Re: [PATCH v4 0/4] arm64: cross-CPU NMI via SDEI

From: Kiryl Shutsemau

Date: Fri Jun 26 2026 - 15:41:42 EST


On Fri, Jun 26, 2026 at 06:07:10PM +0100, Catalin Marinas wrote:
> On Wed, Jun 17, 2026 at 08:20:01PM +0100, Kiryl Shutsemau wrote:
> > - A CPU stopped by the SDEI rung is parked, not powered off via PSCI
> > CPU_OFF. Reaching and dumping the wedged CPU -- the point of the
> > series -- works, and it matches the shared stop path's own park
> > fallback when CPU_OFF is unavailable.
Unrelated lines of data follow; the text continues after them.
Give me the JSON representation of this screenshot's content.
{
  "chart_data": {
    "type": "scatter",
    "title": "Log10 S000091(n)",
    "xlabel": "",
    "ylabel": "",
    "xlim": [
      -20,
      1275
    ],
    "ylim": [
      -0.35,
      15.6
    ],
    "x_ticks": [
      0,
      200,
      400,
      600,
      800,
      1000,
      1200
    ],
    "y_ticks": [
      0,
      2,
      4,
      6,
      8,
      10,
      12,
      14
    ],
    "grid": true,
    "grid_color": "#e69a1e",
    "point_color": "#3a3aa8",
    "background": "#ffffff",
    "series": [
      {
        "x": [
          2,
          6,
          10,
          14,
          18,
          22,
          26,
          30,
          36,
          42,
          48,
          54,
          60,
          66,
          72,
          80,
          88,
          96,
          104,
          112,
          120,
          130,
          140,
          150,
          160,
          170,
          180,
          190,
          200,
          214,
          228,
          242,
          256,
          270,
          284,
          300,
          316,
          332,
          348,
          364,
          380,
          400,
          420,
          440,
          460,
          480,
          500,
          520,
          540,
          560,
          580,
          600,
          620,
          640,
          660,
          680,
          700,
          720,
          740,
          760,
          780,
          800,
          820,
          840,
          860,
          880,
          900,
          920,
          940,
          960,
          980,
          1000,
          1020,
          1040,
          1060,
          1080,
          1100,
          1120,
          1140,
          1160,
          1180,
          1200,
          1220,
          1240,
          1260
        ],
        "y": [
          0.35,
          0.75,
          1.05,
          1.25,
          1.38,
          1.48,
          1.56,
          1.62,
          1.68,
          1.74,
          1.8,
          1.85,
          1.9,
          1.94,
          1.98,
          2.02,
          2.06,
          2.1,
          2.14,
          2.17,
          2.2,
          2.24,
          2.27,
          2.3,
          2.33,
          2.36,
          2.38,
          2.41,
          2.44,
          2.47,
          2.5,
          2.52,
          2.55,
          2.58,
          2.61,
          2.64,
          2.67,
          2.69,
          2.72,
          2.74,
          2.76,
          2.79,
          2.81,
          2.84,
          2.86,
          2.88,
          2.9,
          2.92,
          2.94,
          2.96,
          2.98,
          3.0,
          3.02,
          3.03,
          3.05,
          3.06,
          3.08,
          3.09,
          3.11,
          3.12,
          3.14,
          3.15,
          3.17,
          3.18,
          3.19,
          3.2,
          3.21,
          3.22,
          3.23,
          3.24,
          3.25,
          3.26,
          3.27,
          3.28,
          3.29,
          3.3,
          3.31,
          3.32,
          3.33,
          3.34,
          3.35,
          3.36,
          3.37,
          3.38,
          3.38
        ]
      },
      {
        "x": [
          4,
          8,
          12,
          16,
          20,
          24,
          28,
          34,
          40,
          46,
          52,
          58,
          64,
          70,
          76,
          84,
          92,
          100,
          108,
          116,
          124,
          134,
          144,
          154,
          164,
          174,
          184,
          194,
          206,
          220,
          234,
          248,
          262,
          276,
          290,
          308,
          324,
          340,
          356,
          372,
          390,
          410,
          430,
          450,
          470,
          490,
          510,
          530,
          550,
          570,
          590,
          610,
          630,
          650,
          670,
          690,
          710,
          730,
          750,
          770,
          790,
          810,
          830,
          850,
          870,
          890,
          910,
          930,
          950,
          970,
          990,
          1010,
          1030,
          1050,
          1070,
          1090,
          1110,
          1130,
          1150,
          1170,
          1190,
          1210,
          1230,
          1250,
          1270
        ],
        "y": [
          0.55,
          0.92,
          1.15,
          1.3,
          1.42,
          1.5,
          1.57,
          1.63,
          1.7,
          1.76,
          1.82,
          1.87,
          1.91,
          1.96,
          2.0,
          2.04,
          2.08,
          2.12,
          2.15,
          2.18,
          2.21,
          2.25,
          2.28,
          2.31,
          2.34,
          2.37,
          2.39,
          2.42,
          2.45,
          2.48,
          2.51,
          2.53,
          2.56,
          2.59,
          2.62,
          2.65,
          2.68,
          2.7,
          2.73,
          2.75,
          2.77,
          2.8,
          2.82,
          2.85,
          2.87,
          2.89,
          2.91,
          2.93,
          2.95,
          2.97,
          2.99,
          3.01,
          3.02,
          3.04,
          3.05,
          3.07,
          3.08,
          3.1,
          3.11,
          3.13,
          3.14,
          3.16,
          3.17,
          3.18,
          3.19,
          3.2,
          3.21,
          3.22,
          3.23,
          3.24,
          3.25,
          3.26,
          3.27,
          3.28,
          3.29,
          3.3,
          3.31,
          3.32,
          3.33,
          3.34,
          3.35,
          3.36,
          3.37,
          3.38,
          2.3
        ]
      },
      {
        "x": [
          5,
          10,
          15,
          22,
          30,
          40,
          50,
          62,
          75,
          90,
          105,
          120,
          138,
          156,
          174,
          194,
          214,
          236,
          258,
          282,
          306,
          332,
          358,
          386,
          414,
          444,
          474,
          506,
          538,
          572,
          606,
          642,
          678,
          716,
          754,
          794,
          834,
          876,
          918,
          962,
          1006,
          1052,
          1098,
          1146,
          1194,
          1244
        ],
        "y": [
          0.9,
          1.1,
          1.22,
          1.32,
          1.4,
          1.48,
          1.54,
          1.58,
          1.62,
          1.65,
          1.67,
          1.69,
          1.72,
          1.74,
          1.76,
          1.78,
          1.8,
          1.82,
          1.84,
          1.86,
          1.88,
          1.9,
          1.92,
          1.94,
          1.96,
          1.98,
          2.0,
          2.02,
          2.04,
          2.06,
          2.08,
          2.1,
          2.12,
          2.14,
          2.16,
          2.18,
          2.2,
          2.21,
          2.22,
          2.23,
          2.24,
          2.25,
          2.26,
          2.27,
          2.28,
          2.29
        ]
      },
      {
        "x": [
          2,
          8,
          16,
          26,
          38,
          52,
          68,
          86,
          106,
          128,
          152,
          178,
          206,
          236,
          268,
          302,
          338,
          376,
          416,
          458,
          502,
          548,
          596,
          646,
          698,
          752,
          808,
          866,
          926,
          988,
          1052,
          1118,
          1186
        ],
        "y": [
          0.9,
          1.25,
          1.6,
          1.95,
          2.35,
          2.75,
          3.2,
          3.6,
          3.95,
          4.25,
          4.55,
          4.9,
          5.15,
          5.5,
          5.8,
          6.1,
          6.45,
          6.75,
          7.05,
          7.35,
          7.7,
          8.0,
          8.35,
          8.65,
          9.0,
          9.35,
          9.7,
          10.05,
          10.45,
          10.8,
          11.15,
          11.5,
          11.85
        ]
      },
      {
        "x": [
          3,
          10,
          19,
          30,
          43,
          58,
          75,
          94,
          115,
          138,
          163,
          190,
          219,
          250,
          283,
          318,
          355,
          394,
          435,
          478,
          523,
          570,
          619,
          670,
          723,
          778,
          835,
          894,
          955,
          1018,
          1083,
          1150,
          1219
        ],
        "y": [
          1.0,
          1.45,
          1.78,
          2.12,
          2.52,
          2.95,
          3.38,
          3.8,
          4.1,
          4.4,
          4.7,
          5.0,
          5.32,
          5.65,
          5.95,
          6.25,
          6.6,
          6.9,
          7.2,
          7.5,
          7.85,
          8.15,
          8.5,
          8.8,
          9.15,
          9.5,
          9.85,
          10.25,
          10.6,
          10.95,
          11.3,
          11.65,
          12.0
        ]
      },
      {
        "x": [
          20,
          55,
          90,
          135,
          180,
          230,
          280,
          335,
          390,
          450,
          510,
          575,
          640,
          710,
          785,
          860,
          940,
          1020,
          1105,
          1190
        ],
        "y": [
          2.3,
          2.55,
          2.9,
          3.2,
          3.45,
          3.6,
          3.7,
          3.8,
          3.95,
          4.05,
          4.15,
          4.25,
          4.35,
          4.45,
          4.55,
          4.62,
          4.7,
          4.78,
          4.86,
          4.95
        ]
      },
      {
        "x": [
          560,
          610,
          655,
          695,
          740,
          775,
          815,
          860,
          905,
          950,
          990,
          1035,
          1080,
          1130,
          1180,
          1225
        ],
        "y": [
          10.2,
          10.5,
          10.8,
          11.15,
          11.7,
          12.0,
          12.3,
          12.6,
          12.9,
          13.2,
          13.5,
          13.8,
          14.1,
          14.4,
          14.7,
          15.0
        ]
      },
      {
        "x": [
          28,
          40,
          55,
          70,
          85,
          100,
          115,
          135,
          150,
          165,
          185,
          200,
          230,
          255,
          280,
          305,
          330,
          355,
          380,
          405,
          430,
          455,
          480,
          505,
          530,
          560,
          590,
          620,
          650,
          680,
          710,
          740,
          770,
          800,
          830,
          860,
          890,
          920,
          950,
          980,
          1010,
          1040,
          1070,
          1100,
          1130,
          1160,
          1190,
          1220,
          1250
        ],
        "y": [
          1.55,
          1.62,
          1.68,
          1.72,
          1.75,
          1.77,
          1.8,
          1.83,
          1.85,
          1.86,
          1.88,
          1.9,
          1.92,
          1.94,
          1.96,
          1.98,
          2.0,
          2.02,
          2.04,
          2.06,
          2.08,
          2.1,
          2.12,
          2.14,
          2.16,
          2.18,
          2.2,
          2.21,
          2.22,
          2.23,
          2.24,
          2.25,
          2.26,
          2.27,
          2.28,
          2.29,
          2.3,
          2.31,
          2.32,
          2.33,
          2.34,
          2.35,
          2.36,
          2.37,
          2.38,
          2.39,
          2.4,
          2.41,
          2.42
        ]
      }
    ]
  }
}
The consequence is that an SMP
> > crash-capture kernel cannot re-online such a CPU (it stays "already
> > on"); the capture kernel boots and runs on the remaining CPUs.
> > Powering the stopped CPU off so a capture kernel can reclaim it
> > requires completing the SDEI event and then CPU_OFF, which hit a
> > firmware-specific issue still under investigation; it is left as a
> > follow-up and does not affect the dump's contents.
>
> Just to understand, your firmware cannot cope with a PSCI CPU_OFF from
> the SDEI handler? This is one of the required calls to be supported.

I did chase it a fair bit. Bisecting on Grace: completing the event and
parking (no CPU_OFF) works, and so does the stack-switch + C-call setup
on its own. The hang only appears once I call PSCI CPU_OFF after the
event -- and it persists even with DAIF masked and the GIC PMR reset
first, so it isn't leftover interrupt/priority state from the dispatch.
It's a silent wedge: no TF-A exception report, nothing after the
last console line.

But I have not tried calling CPU_OFF directly, without completing the
event. I assumed it is required. Will give it a try when I have time.

Either way this is a side quest: it only lets a crash kernel reclaim the
stopped CPU. The dump itself is complete, so it's nice-to-have, not
required for the series.

--
Kiryl Shutsemau / Kirill A. Shutemov